Earthquake
A few days ago, we had an earthquake. At the time, I thought it was the concussion of a distant explosion or possibly a serious malfunction in one of the systems located beneath my feet in the basement of a house I still do not entirely trust. When I talked with neighbors and others who felt it, each had a different description, but none of us knew at the time that it was an earthquake. Having lived in the San Francisco Bay area as a child, I recalled the rolling tremors that had shaken my toys and books. By comparison, this was not an earthquake to me.
A short while later, the text messages and phone calls began to roll in. “You just had an earthquake, you idiot!” pointed out my well-connected but distant offspring. They had the data and coordinates to prove it. The NGS confirmed it. Google Earth measured it: 2.9, centered 6.8 miles from here and 5 miles deep. Cold, hard data. There’s an app for that
Next came the questions: what should we be doing about this? What does the data tell us to do? Are there things we should check? Did it damage anything I/we are responsible for? What about the dam that holds in the lake we live on? Is there a contingency plan to go with this data?
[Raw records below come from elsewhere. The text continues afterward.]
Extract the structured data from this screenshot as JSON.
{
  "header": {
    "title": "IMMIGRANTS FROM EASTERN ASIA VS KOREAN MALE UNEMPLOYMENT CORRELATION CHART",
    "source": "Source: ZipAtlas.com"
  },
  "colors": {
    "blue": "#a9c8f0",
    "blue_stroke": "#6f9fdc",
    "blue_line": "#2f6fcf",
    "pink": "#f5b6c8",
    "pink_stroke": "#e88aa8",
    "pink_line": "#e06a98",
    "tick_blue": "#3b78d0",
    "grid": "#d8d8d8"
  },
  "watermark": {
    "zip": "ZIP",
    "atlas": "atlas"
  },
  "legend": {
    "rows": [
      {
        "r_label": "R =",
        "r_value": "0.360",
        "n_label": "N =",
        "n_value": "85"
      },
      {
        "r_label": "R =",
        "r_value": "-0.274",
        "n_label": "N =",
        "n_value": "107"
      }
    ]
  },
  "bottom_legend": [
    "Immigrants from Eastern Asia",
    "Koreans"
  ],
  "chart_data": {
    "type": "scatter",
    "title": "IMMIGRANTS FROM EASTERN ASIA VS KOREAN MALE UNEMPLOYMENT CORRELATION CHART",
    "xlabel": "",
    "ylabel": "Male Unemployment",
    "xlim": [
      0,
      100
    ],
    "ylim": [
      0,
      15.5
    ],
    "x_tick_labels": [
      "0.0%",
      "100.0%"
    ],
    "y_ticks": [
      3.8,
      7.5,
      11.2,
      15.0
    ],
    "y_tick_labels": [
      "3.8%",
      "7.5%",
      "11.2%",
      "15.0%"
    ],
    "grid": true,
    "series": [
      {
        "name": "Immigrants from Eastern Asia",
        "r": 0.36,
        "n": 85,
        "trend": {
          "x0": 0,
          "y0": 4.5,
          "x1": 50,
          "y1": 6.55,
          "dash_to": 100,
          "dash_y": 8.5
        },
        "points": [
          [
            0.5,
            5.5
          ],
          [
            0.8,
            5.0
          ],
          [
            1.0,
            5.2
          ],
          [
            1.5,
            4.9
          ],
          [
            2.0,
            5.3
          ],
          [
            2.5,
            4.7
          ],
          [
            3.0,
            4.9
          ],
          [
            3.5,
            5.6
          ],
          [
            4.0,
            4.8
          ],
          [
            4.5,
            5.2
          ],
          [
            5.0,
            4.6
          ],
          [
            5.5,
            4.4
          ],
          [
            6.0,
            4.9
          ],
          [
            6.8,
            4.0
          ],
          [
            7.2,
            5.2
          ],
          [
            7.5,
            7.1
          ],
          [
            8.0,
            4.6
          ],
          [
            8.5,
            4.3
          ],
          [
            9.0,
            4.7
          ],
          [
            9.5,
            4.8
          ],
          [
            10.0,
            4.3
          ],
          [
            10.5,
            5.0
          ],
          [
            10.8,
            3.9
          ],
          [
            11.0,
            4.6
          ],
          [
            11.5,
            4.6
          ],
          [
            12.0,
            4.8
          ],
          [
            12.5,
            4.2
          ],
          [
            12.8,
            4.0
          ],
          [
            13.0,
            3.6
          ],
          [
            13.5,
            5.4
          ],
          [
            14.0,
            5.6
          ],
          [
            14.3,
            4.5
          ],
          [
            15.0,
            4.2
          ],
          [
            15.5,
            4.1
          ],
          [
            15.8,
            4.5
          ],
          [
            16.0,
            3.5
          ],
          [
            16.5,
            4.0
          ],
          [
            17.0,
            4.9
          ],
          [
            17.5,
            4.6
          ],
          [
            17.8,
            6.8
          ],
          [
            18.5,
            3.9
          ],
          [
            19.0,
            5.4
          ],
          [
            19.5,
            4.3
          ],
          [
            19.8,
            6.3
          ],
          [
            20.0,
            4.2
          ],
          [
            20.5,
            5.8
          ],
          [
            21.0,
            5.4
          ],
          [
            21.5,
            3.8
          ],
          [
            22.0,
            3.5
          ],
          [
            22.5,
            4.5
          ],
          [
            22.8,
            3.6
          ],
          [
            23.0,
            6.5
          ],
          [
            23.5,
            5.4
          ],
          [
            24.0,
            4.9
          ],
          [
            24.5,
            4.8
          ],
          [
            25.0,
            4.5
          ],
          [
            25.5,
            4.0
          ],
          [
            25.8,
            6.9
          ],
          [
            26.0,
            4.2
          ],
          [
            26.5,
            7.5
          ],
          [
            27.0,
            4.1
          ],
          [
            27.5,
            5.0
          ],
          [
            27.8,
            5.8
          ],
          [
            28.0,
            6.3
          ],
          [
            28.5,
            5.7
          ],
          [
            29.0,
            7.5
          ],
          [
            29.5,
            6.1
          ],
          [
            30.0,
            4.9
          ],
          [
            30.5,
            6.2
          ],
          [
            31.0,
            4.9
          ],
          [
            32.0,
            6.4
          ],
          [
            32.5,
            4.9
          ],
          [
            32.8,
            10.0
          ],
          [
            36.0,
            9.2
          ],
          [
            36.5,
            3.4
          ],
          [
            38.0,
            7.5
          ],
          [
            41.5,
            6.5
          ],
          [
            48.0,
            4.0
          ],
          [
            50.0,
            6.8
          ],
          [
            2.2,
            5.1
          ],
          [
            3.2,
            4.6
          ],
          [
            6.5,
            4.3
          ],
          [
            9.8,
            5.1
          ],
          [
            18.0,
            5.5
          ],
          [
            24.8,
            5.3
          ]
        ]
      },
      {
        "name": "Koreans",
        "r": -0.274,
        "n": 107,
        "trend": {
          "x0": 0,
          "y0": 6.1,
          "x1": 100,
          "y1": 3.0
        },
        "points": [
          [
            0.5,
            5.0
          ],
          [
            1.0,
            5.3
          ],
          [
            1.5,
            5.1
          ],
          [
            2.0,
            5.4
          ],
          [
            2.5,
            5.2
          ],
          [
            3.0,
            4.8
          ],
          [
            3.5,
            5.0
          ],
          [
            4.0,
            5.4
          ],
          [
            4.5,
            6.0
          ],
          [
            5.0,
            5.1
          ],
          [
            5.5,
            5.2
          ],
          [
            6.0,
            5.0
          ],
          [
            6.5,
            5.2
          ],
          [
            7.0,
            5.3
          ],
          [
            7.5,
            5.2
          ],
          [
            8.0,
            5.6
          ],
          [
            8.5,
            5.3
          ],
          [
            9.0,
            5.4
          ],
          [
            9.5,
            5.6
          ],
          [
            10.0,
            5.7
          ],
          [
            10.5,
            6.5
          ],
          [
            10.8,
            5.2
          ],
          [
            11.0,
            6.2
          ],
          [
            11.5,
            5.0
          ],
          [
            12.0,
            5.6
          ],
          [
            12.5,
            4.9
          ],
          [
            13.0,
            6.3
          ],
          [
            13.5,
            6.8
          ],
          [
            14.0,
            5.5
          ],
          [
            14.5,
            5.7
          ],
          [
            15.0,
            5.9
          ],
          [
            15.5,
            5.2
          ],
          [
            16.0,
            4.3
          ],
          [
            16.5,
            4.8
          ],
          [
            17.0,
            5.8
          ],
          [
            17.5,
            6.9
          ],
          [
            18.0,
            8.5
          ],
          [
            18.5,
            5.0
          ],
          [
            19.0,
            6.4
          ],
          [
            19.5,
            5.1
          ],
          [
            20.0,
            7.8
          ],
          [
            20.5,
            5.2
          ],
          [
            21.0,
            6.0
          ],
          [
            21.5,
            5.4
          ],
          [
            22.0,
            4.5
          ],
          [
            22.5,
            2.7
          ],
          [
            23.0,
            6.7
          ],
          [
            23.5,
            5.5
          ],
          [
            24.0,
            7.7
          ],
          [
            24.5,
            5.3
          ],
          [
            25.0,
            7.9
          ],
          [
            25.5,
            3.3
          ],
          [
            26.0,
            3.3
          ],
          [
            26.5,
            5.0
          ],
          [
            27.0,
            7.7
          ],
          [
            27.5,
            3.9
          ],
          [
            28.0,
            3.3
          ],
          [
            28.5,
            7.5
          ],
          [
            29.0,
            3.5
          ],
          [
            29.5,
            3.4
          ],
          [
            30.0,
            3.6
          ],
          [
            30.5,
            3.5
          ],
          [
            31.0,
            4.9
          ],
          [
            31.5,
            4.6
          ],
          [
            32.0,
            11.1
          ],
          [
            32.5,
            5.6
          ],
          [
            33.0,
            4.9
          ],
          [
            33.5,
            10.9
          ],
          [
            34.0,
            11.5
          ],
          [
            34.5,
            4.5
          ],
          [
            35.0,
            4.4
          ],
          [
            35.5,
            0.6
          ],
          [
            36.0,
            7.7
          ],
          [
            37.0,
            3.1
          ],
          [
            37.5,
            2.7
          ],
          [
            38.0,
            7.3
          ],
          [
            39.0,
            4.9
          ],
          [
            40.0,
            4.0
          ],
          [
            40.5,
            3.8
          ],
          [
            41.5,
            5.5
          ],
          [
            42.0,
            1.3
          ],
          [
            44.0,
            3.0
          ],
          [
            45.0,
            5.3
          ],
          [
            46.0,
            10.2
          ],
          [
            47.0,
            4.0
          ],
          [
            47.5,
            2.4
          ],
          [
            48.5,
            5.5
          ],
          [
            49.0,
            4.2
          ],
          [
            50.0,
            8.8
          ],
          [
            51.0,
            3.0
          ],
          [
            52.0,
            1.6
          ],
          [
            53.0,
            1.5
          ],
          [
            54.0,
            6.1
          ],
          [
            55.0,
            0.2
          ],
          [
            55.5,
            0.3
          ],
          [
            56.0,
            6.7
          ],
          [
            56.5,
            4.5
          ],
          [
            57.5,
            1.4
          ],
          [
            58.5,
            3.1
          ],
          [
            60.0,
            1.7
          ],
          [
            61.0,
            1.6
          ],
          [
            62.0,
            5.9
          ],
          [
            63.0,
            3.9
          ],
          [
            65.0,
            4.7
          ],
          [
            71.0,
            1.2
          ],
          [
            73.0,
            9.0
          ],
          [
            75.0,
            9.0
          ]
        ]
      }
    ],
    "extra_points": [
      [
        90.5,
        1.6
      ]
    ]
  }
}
Shortly after that, a final question: did this earthquake even matter? We have all sorts of accounts, impressions, and hard data. We have post-surveys, inspections, and discussions. And, when it comes down to it, it really does not matter. But at the time, it did. For a brief period, we needed the data to answer our questions and confirm/deny our worries. Without a more distant perspective, we did not even realize the truth about something potentially major. (BP certainly knows about lacking perspective from up-close at the time of an event.)
I still wonder which experience is more real: feeling it or measuring it..or combining the feeling with the data after the fact? In a classroom, how do a teacher and a student feel and measure the earthquakes of learning and know whether they matter?
I live in San Diego and can relate to the earthquakes. Last month, we had a few and one was as high as 5.9. It was like being on a roller coaster. My husband loved it, me not so much.
I am troubled and in agreement of you thought of Without a more distant perspective, “we didn’t even realize the truth about something potentially major”.
Especially in light of the recent budget cuts, common core standards, etc. What does that even mean? How will it impact the kids? Are they losing out? Will be find out much later?